Mengenang Kegelisahan Menjelang Pernikahan
Hari itu, aku lupa apa saja yang sedang ku gelisahkan. Tapi kalau tidak salah, aku masih terus eyel-eyelan tentang banyak hal dengan Kak Aan. Dua hari menjelang hari pernikahanku, tapi pikiranku terus karut-marut. Selalu khawatir dengan perjalanan Kak Aan dari rumahnya ke rumahku yang cukup jauh karena berbeda provinsi.

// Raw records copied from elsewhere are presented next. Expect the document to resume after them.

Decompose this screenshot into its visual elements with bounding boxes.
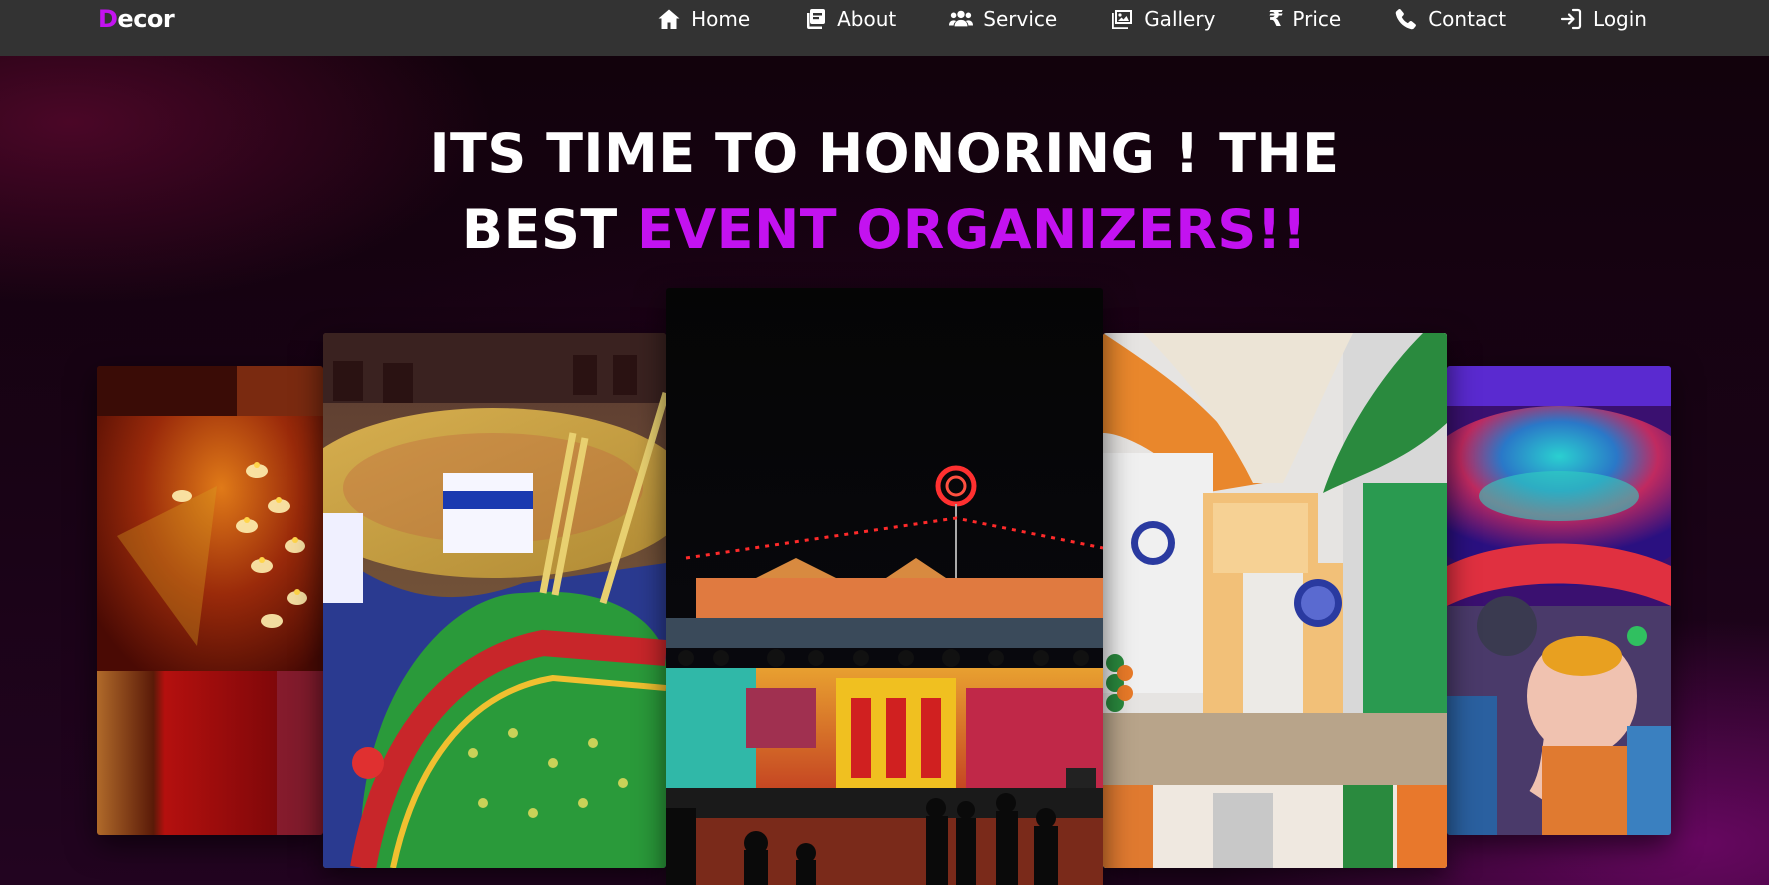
images-icon (1112, 10, 1133, 29)
login-icon (1560, 8, 1582, 30)
nav-item-label: Price (1292, 7, 1342, 31)
nav-item-label: Gallery (1144, 7, 1216, 31)
top-navbar: Decor Home About Service Gallery ₹ Price… (0, 0, 1769, 56)
nav-item-contact[interactable]: Contact (1394, 7, 1506, 31)
rupee-icon: ₹ (1268, 6, 1284, 32)
stage-lighting-event-image[interactable] (666, 288, 1103, 885)
phone-icon (1395, 8, 1417, 30)
diya-candles-decor-image[interactable] (97, 366, 323, 835)
hero-heading-line2-accent: EVENT ORGANIZERS!! (637, 198, 1308, 261)
nav-item-about[interactable]: About (803, 7, 896, 31)
nav-item-label: Login (1593, 7, 1647, 31)
nav-item-login[interactable]: Login (1559, 7, 1647, 31)
nav-item-label: Contact (1428, 7, 1507, 31)
india-gate-tricolor-decor-image[interactable] (1103, 333, 1447, 868)
hero-heading: ITS TIME TO HONORING ! THE BEST EVENT OR… (0, 116, 1769, 268)
hero-heading-line2-plain: BEST (461, 198, 637, 261)
nav-item-home[interactable]: Home (657, 7, 750, 31)
brand-first-letter: D (98, 5, 118, 33)
navratri-garba-decor-image[interactable] (323, 333, 666, 868)
nav-item-label: Home (691, 7, 751, 31)
nav-item-gallery[interactable]: Gallery (1110, 7, 1215, 31)
nav-item-label: About (837, 7, 897, 31)
home-icon (658, 9, 680, 29)
about-icon (807, 9, 826, 29)
hero-heading-line1: ITS TIME TO HONORING ! THE (429, 122, 1340, 185)
nav-item-price[interactable]: ₹ Price (1268, 7, 1341, 32)
users-icon (949, 10, 974, 27)
nav-links: Home About Service Gallery ₹ Price Conta… (657, 0, 1647, 38)
brand-rest: ecor (117, 5, 175, 33)
nav-item-service[interactable]: Service (949, 7, 1057, 31)
ganesh-idol-decor-image[interactable] (1447, 366, 1671, 835)
brand-logo[interactable]: Decor (98, 0, 175, 38)
nav-item-label: Service (983, 7, 1058, 31)
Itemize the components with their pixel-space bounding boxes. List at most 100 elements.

Ditambah lagi, saat itu sedang ada peraturan PSBB dalam
rangka memperlambat penularan covid di masa lebaran oleh pemerintah. Jelas aku,
keluargaku dan terlebih keluarga kak Aan ketar-ketir memikirkan berbagai
pemeriksaan di jalan. Kalian tahu sendiri persoalan administrasi di negara kita
begitu rumit dan kadang menjengkelkan.
Belum lagi soal penyakit mabuk perjalanan yang diderita oleh
kak Aan dan ibunya. Hari-hari itu hanya dapat ku lewati dengan terus berdoa.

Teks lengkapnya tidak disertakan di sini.